In Between the Architecture
The architects are proposing a few solutions to gracefully introduce the new complex into the city life. From the north side, it will be possible to buy out the neighboring land sites, which are currently occupied by auxiliary buildings. If these buildings are to be demolished, it will be possible to make a square in front of the high-rise cluster and add a roundabout, at the same time improving the driveways because this place is the only link between the complex and the city. Also, in the north the complex borders on the Novotikhvinsky Monastery. It may be possible to make another pedestrian street there commanding a view of the temple architecture, the prospect of which was in fact discussed between OSA and the monastery, the latter still insisting on building a tall fence in order to protect itself from the bustle of the large housing complex.
An important part of the concept is the pedestrian street that will stretch between the urban villas and the former clinic. The architects note that “the facade of the historical building was designed not for the frontal perception but for the glancing gaze of the pedestrian. The street will make it possible to better appreciate the beauty of the building from the best possible angles”.

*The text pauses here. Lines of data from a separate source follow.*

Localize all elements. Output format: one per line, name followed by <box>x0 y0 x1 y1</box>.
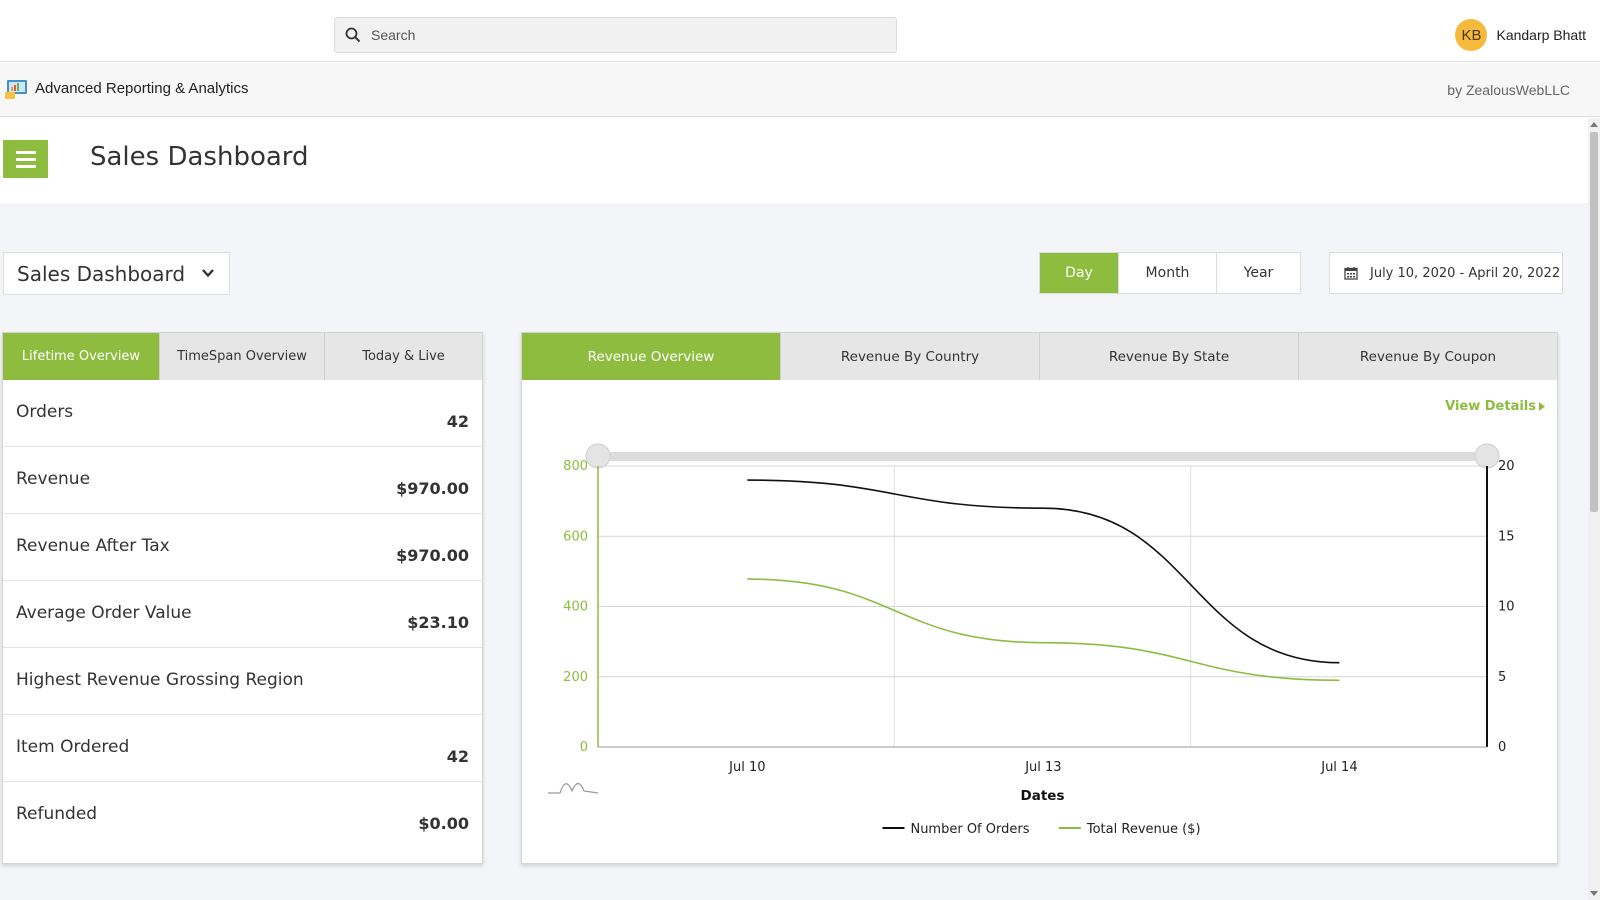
hamburger-menu-button[interactable] <box>3 140 48 178</box>
revenue-chart-card: Revenue Overview Revenue By Country Reve… <box>521 332 1558 864</box>
app-header: Advanced Reporting & Analytics by Zealou… <box>0 63 1600 117</box>
x-tick-label: Jul 10 <box>728 760 765 775</box>
revenue-line-chart: 0 200 400 600 800 0 5 10 15 20 Jul 10 Jul 13 Jul 14 D… <box>548 443 1515 837</box>
metric-value: 42 <box>446 412 469 431</box>
scroll-down-arrow-icon[interactable] <box>1590 891 1598 896</box>
y-tick-label-right: 10 <box>1498 600 1515 615</box>
metric-value: $0.00 <box>418 814 469 833</box>
metric-value: $23.10 <box>407 613 469 632</box>
page-header: Sales Dashboard <box>0 118 1588 203</box>
tab-today-live[interactable]: Today & Live <box>325 333 482 380</box>
revenue-tabs: Revenue Overview Revenue By Country Reve… <box>522 333 1557 380</box>
y-tick-label-right: 15 <box>1498 529 1515 544</box>
period-month-button[interactable]: Month <box>1119 253 1217 293</box>
dashboard-select[interactable]: Sales Dashboard <box>3 252 230 295</box>
dashboard-content: Sales Dashboard Day Month Year July 10, … <box>0 203 1588 900</box>
metric-row-highest-revenue-region: Highest Revenue Grossing Region <box>3 648 482 715</box>
range-slider-right-handle[interactable] <box>1474 443 1500 469</box>
range-slider-left-handle[interactable] <box>585 443 611 469</box>
period-day-button[interactable]: Day <box>1040 253 1119 293</box>
y-tick-label-right: 0 <box>1498 740 1506 755</box>
analytics-app-icon <box>5 80 27 99</box>
tab-lifetime-overview[interactable]: Lifetime Overview <box>3 333 160 380</box>
calendar-icon <box>1344 267 1358 280</box>
search-input[interactable] <box>371 27 871 43</box>
x-tick-label: Jul 14 <box>1320 760 1357 775</box>
metric-row-item-ordered: Item Ordered 42 <box>3 715 482 782</box>
legend-label-orders: Number Of Orders <box>910 822 1029 837</box>
tab-timespan-overview[interactable]: TimeSpan Overview <box>160 333 325 380</box>
user-name[interactable]: Kandarp Bhatt <box>1496 27 1586 43</box>
navigator-preview-icon <box>548 782 599 794</box>
metric-row-revenue: Revenue $970.00 <box>3 447 482 514</box>
scroll-up-arrow-icon[interactable] <box>1590 122 1598 127</box>
metric-row-revenue-after-tax: Revenue After Tax $970.00 <box>3 514 482 581</box>
metric-label: Refunded <box>16 804 98 824</box>
chevron-down-icon <box>202 269 214 278</box>
view-details-label: View Details <box>1445 399 1536 414</box>
top-bar: KB Kandarp Bhatt <box>0 0 1600 62</box>
search-icon <box>335 18 371 52</box>
metric-label: Revenue After Tax <box>16 536 170 556</box>
hamburger-icon-bar <box>15 164 36 168</box>
hamburger-icon-bar <box>15 157 36 161</box>
y-tick-label-left: 200 <box>563 670 588 685</box>
metric-value: $970.00 <box>396 546 469 565</box>
metric-label: Item Ordered <box>16 737 130 757</box>
date-range-value: July 10, 2020 - April 20, 2022 <box>1370 265 1561 281</box>
user-menu[interactable]: KB Kandarp Bhatt <box>1455 19 1586 51</box>
hamburger-icon-bar <box>15 150 36 154</box>
page-title: Sales Dashboard <box>90 142 309 172</box>
y-tick-label-left: 0 <box>580 740 588 755</box>
y-tick-label-left: 800 <box>563 459 588 474</box>
metric-label: Revenue <box>16 469 91 489</box>
metric-value: $970.00 <box>396 479 469 498</box>
period-toggle: Day Month Year <box>1039 252 1301 294</box>
period-year-button[interactable]: Year <box>1243 265 1274 281</box>
y-tick-label-right: 5 <box>1498 670 1506 685</box>
tab-revenue-by-coupon[interactable]: Revenue By Coupon <box>1299 333 1557 380</box>
app-title: Advanced Reporting & Analytics <box>35 80 249 97</box>
series-line-orders <box>747 479 1340 664</box>
page-scrollbar[interactable] <box>1588 118 1600 900</box>
date-range-picker[interactable]: July 10, 2020 - April 20, 2022 <box>1329 252 1563 294</box>
x-tick-label: Jul 13 <box>1024 760 1061 775</box>
metric-label: Highest Revenue Grossing Region <box>16 670 304 690</box>
metric-row-average-order-value: Average Order Value $23.10 <box>3 581 482 648</box>
metric-label: Orders <box>16 402 74 422</box>
y-tick-label-left: 400 <box>563 600 588 615</box>
x-axis-title: Dates <box>1021 788 1065 804</box>
tab-revenue-by-country[interactable]: Revenue By Country <box>781 333 1040 380</box>
search-box[interactable] <box>334 17 897 53</box>
metric-row-refunded: Refunded $0.00 <box>3 782 482 849</box>
metric-label: Average Order Value <box>16 603 192 623</box>
y-tick-label-left: 600 <box>563 529 588 544</box>
avatar[interactable]: KB <box>1455 19 1488 51</box>
app-vendor: by ZealousWebLLC <box>1447 82 1570 98</box>
tab-revenue-overview[interactable]: Revenue Overview <box>522 333 781 380</box>
range-slider-track <box>598 452 1487 461</box>
overview-card: Lifetime Overview TimeSpan Overview Toda… <box>2 332 483 864</box>
tab-revenue-by-state[interactable]: Revenue By State <box>1040 333 1299 380</box>
dashboard-select-value: Sales Dashboard <box>17 261 186 286</box>
y-tick-label-right: 20 <box>1498 459 1515 474</box>
series-line-revenue <box>747 578 1340 682</box>
legend-label-revenue: Total Revenue ($) <box>1086 822 1201 837</box>
metric-row-orders: Orders 42 <box>3 380 482 447</box>
view-details-link[interactable]: View Details <box>1445 399 1545 414</box>
scrollbar-thumb[interactable] <box>1590 132 1598 512</box>
metric-value: 42 <box>446 747 469 766</box>
overview-tabs: Lifetime Overview TimeSpan Overview Toda… <box>3 333 482 380</box>
caret-right-icon <box>1539 402 1545 411</box>
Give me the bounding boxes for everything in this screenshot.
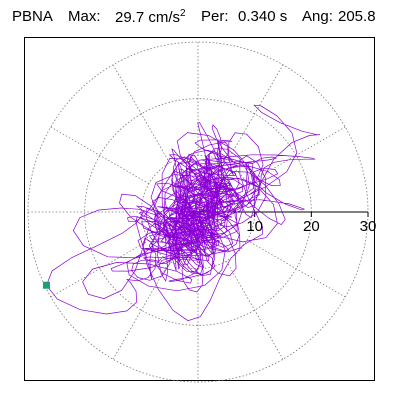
grid-spoke-150 [50,126,150,185]
period-value: 0.340 s [238,8,288,25]
period-label: Per: [201,8,229,25]
angle-value: 205.8 [338,8,376,25]
motion-trace [46,104,321,322]
max-unit-exponent: 2 [180,8,186,19]
chart-title: PBNA Max: 29.7 cm/s2 Per: 0.340 s Ang: 2… [0,8,400,32]
peak-marker-group [42,281,50,289]
grid-spoke-240 [112,260,171,360]
grid-spoke-120 [112,64,171,164]
grid-spoke-300 [225,260,284,360]
trace-line [46,104,321,322]
radial-tick-label-10: 10 [246,218,263,235]
radial-tick-label-30: 30 [360,218,377,235]
max-value-text: 29.7 cm/s [115,9,181,26]
grid-spoke-210 [50,239,150,298]
angle-label: Ang: [302,8,333,25]
grid-spoke-330 [246,239,346,298]
radial-tick-labels: 10 20 30 [246,218,376,235]
max-label: Max: [68,8,101,25]
grid-spoke-60 [225,64,284,164]
radial-tick-label-20: 20 [303,218,320,235]
grid-spoke-30 [246,126,346,185]
plot-frame [24,37,375,381]
peak-marker [42,281,50,289]
max-value: 29.7 cm/s2 [115,8,186,26]
station-code: PBNA [12,8,53,25]
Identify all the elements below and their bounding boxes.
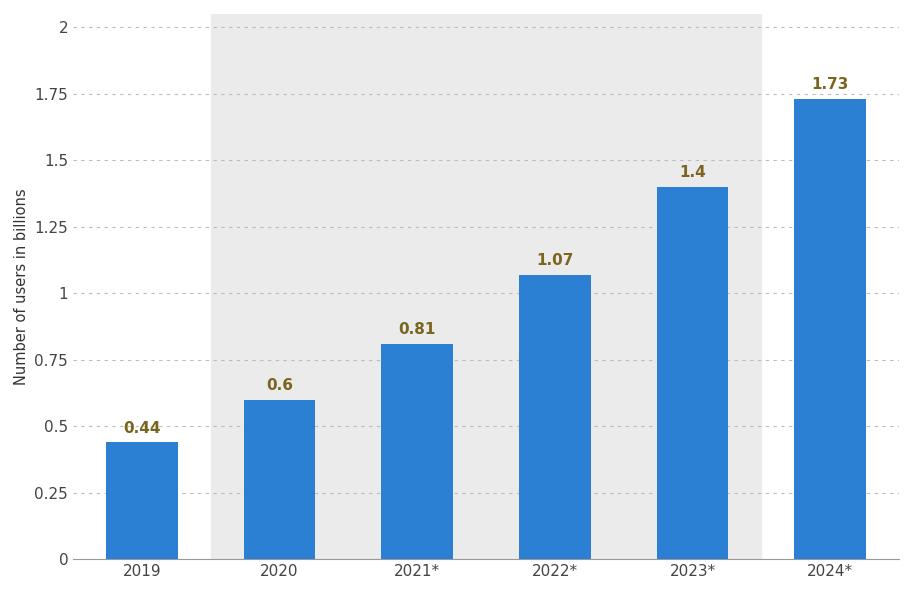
Bar — [106, 442, 178, 559]
Y-axis label: Number of users in billions: Number of users in billions — [14, 188, 29, 385]
Bar — [519, 275, 591, 559]
Text: 0.44: 0.44 — [123, 420, 161, 435]
Text: 0.81: 0.81 — [399, 322, 436, 337]
Bar — [656, 187, 729, 559]
Bar — [382, 344, 453, 559]
Bar — [211, 14, 486, 559]
Text: 1.4: 1.4 — [679, 165, 706, 180]
Bar — [244, 400, 315, 559]
Text: 1.07: 1.07 — [536, 253, 573, 268]
Text: 1.73: 1.73 — [812, 77, 849, 93]
Bar — [794, 99, 866, 559]
Bar — [486, 14, 761, 559]
Text: 0.6: 0.6 — [266, 378, 293, 393]
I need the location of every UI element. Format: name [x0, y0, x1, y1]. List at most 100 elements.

The street space is rather sophisticated, with a few levels in it: a raised promenade and a few little yards that cascade down to the underground parking garage. The street, just like the parking garage, are accessible to general public, not just to the residents of the complex.
The design of this new fragment of the city space proposed by OSA to Ekaterinburg turned out to be very dense and filled with functions, viewing angles, and meanings. This is a place of the peaceful coexistence of new and old, public and private, elite and democratic, and even underground and overland. A place that – provided the project is implemented, of course – will probably attract people with its interesting polyrhythmic structure that will become part of the new urban space, which will be a case that is rare not only for Ekaterinburg but for this whole country as well.